The Justice Department’s dispute with Apple related to encryption on the iPhone used by one of the San Bernardino shooters has reinvigorated the national debate on digital privacy. Though it is not clear how the California District Court will rule on pending motions by the Government and Apple, the case has breathed new life into a longstanding debate on the balance of law enforcement and privacy protections for U.S. citizens.
The debate is raising questions as to whether technology companies are really creating “warrant poof zones” in the digital world, or whether the FBI and other government agency cyber-investigative competencies are simply too weak. Over a dozen amicus briefs have been filed by technology companies, digital rights organizations, civil rights organizations, and others supporting Apple’s position based on various arguments surrounding privacy and security.

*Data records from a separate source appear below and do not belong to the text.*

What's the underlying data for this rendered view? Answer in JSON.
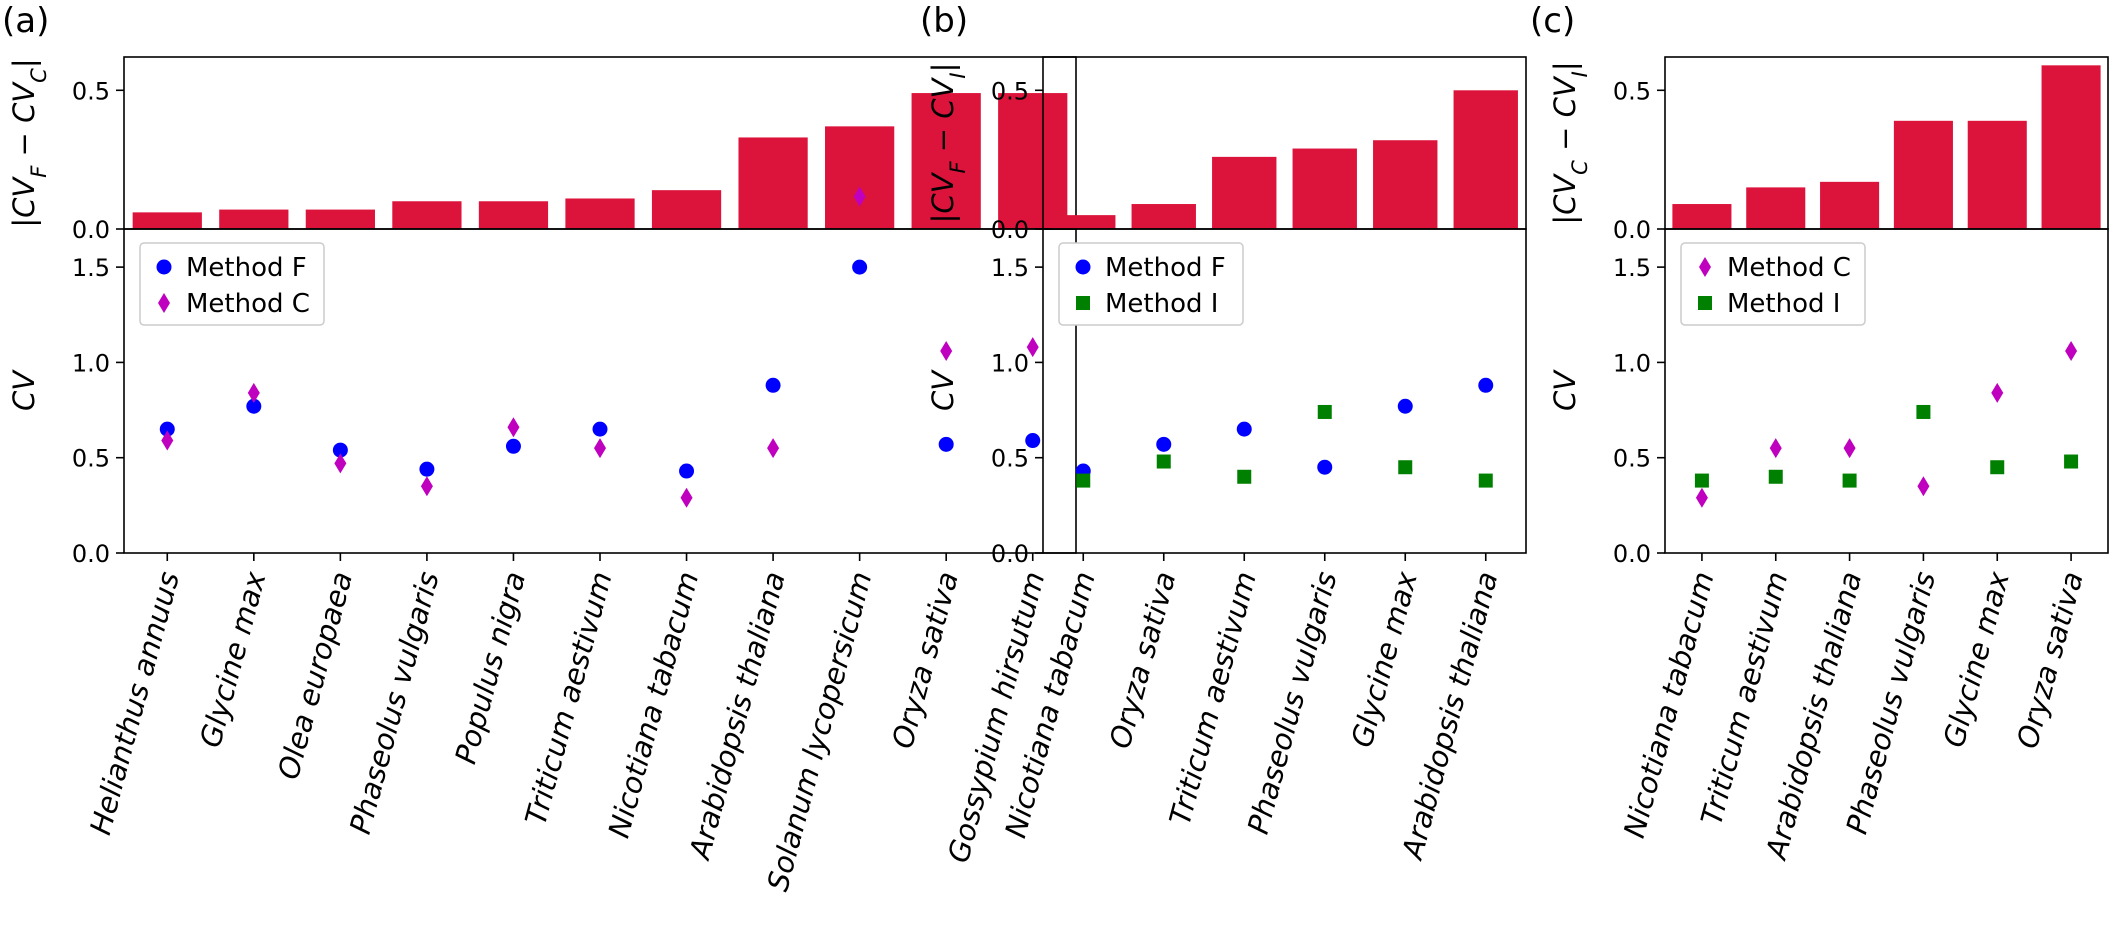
{
  "chart_data": [
    {
      "panel": "(a)",
      "type": "bar+scatter",
      "categories": [
        "Helianthus annuus",
        "Glycine max",
        "Olea europaea",
        "Phaseolus vulgaris",
        "Populus nigra",
        "Triticum aestivum",
        "Nicotiana tabacum",
        "Arabidopsis thaliana",
        "Solanum lycopersicum",
        "Oryza sativa",
        "Gossypium hirsutum"
      ],
      "top": {
        "type": "bar",
        "ylabel": "|CV_F − CV_C|",
        "values": [
          0.06,
          0.07,
          0.07,
          0.1,
          0.1,
          0.11,
          0.14,
          0.33,
          0.37,
          0.49,
          0.49
        ],
        "ylim": [
          0,
          0.62
        ],
        "yticks": [
          "0.0",
          "0.5"
        ],
        "color": "#dc143c"
      },
      "bottom": {
        "type": "scatter",
        "ylabel": "CV",
        "ylim": [
          0,
          1.7
        ],
        "yticks": [
          "0.0",
          "0.5",
          "1.0",
          "1.5"
        ],
        "legend_position": "top-left",
        "series": [
          {
            "name": "Method F",
            "marker": "circle",
            "color": "#0000ff",
            "values": [
              0.65,
              0.77,
              0.54,
              0.44,
              0.56,
              0.65,
              0.43,
              0.88,
              1.5,
              0.57,
              0.59
            ]
          },
          {
            "name": "Method C",
            "marker": "diamond",
            "color": "#bf00bf",
            "values": [
              0.59,
              0.84,
              0.47,
              0.35,
              0.66,
              0.55,
              0.29,
              0.55,
              1.87,
              1.06,
              1.08
            ]
          }
        ]
      }
    },
    {
      "panel": "(b)",
      "type": "bar+scatter",
      "categories": [
        "Nicotiana tabacum",
        "Oryza sativa",
        "Triticum aestivum",
        "Phaseolus vulgaris",
        "Glycine max",
        "Arabidopsis thaliana"
      ],
      "top": {
        "type": "bar",
        "ylabel": "|CV_F − CV_I|",
        "values": [
          0.05,
          0.09,
          0.26,
          0.29,
          0.32,
          0.5
        ],
        "ylim": [
          0,
          0.62
        ],
        "yticks": [
          "0.0",
          "0.5"
        ],
        "color": "#dc143c"
      },
      "bottom": {
        "type": "scatter",
        "ylabel": "CV",
        "ylim": [
          0,
          1.7
        ],
        "yticks": [
          "0.0",
          "0.5",
          "1.0",
          "1.5"
        ],
        "legend_position": "top-left",
        "series": [
          {
            "name": "Method F",
            "marker": "circle",
            "color": "#0000ff",
            "values": [
              0.43,
              0.57,
              0.65,
              0.45,
              0.77,
              0.88
            ]
          },
          {
            "name": "Method I",
            "marker": "square",
            "color": "#008000",
            "values": [
              0.38,
              0.48,
              0.4,
              0.74,
              0.45,
              0.38
            ]
          }
        ]
      }
    },
    {
      "panel": "(c)",
      "type": "bar+scatter",
      "categories": [
        "Nicotiana tabacum",
        "Triticum aestivum",
        "Arabidopsis thaliana",
        "Phaseolus vulgaris",
        "Glycine max",
        "Oryza sativa"
      ],
      "top": {
        "type": "bar",
        "ylabel": "|CV_C − CV_I|",
        "values": [
          0.09,
          0.15,
          0.17,
          0.39,
          0.39,
          0.59
        ],
        "ylim": [
          0,
          0.62
        ],
        "yticks": [
          "0.0",
          "0.5"
        ],
        "color": "#dc143c"
      },
      "bottom": {
        "type": "scatter",
        "ylabel": "CV",
        "ylim": [
          0,
          1.7
        ],
        "yticks": [
          "0.0",
          "0.5",
          "1.0",
          "1.5"
        ],
        "legend_position": "top-left",
        "series": [
          {
            "name": "Method C",
            "marker": "diamond",
            "color": "#bf00bf",
            "values": [
              0.29,
              0.55,
              0.55,
              0.35,
              0.84,
              1.06
            ]
          },
          {
            "name": "Method I",
            "marker": "square",
            "color": "#008000",
            "values": [
              0.38,
              0.4,
              0.38,
              0.74,
              0.45,
              0.48
            ]
          }
        ]
      }
    }
  ]
}
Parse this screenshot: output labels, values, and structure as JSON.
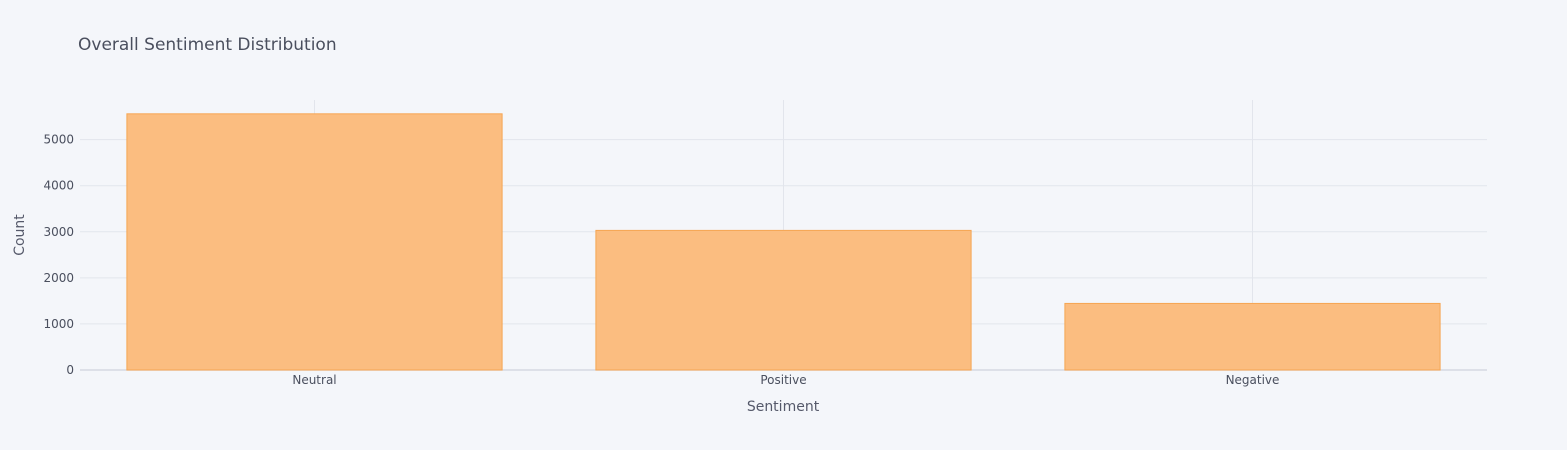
{
  "chart_data": {
    "type": "bar",
    "title": "Overall Sentiment Distribution",
    "xlabel": "Sentiment",
    "ylabel": "Count",
    "categories": [
      "Neutral",
      "Positive",
      "Negative"
    ],
    "values": [
      5560,
      3030,
      1445
    ],
    "ylim": [
      0,
      5860
    ],
    "yticks": [
      0,
      1000,
      2000,
      3000,
      4000,
      5000
    ],
    "grid": true,
    "colors": {
      "bar_fill": "#fbbd80",
      "bar_stroke": "#f6a552",
      "background": "#f4f6fa"
    }
  }
}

However, organizations on both sides of the debate seem to agree the issue of government access to encrypted data on devices should be settled by lawmakers. In 1994, Congress passed the Communications Assistance for Law Enforcement Act (CALEA) to address the needs of law enforcement and privacy. The purpose of CALEA is to enhance the ability of law enforcement to conduct electronic surveillance and specifies when a company has an obligation to assist the government with decryption of communications. Since it was passed, CALEA has been expanded to include broadband Internet and VoIP traffic.
In 2013, the FBI considered expansion of CALEA (commonly referred to as CALEA II) to require software vendors to build intercept functionality into their products. In response, leading technology companies, including Apple, as well as public interest organizations like the ACLU and Human Rights Watch, urged President Obama to reject the proposal; ultimately, CALEA II was not pursued. Since then, Congress has left CALEA untouched. Relevant to the Apple case, CALEA makes clear that a company has no obligation to assist the government with decryption of communications where the company does not retain a copy of the decryption key.
In response to the debate, the House Judiciary Committee is examining encryption and the questions it raises for Americans and lawmakers and held a hearing March 1 titled “The Encryption Tightrope: Balancing Americans’ Security and Privacy.” At the hearing, New York County District Attorney Cyrus Vance stated that just his own office is currently locked out of 175 Apple devices obtained in investigations of a murder, sexual child abuse, sex trafficking, child pornography, assault and robbery. The House Judiciary Committee is continuing its research with the goal of finding a solution that allows law enforcement to effectively enforce the law without harming the competitiveness of U.S. encryption providers or the privacy protections of U.S. citizens. In addition, House Homeland Security Committee Chairman Michael McCaul (R-TX) and Senator Mark Warner (D-VA) introduced the National Commission on Security and Technology Challenges on February 29, 2016. The legislation establishes the McCaul-Warner Commission on Digital Security, the stated purpose of which is to collectively address the larger issue of protecting national security and digital security, without letting encrypted communications become a safe haven for terrorists.
The debate is certainly not unique to the U.S. and there is recent indication China may be revisiting its decision at the end of last year to pass a cybersecurity law that would not require companies to build back doors to encryption software. Recent news also broke that Pakistan may be banning encryption software and issued notice to all ISPs to inform the Pakistan Telecommunications Authority if any of their customers are using VPNs to browse the Internet.
To recap where things stand for those who haven’t been following the controversy, the Justice Department is taking on Apple for its refusal to comply with a court order requiring Apple to assist the FBI in unlocking an iPhone used by one of the shooters in last year’s San Bernardino massacre. In short, the FBI obtained a warrant to search the iPhone but has been unable to execute on the warrant as the phone is password encrypted. The government sought Apple’s assistance, and after Apple refused, the government obtained a court order requiring Apple to assist the FBI. Apple refused to obey the order and on February 19 the Justice Department filed a motion to compel Apple to comply. On February 25, Apple filed its own motion requesting the court vacate the order compelling Apple to assist with the search. In its motion, Apple admits there are “two important and legitimate interests in this case: the needs of law enforcement and the privacy and personal safety interests of the public,” but takes issue with the method through with the government obtained the Order. Apple also contends the requirement that it create new software with functions to remove security features from the iPhone (rather than just disabling existing code functionality) amounts to a violation of the First Amendment. In addition, Apple addresses its concerns over the data privacy of millions of citizens and raises the specter that foreign governments may demand similar tools from tech companies once developed for the U.S. government.
U.S. attorneys are due to respond to Apple’s latest filing by March 10, and a court hearing is scheduled for March 22.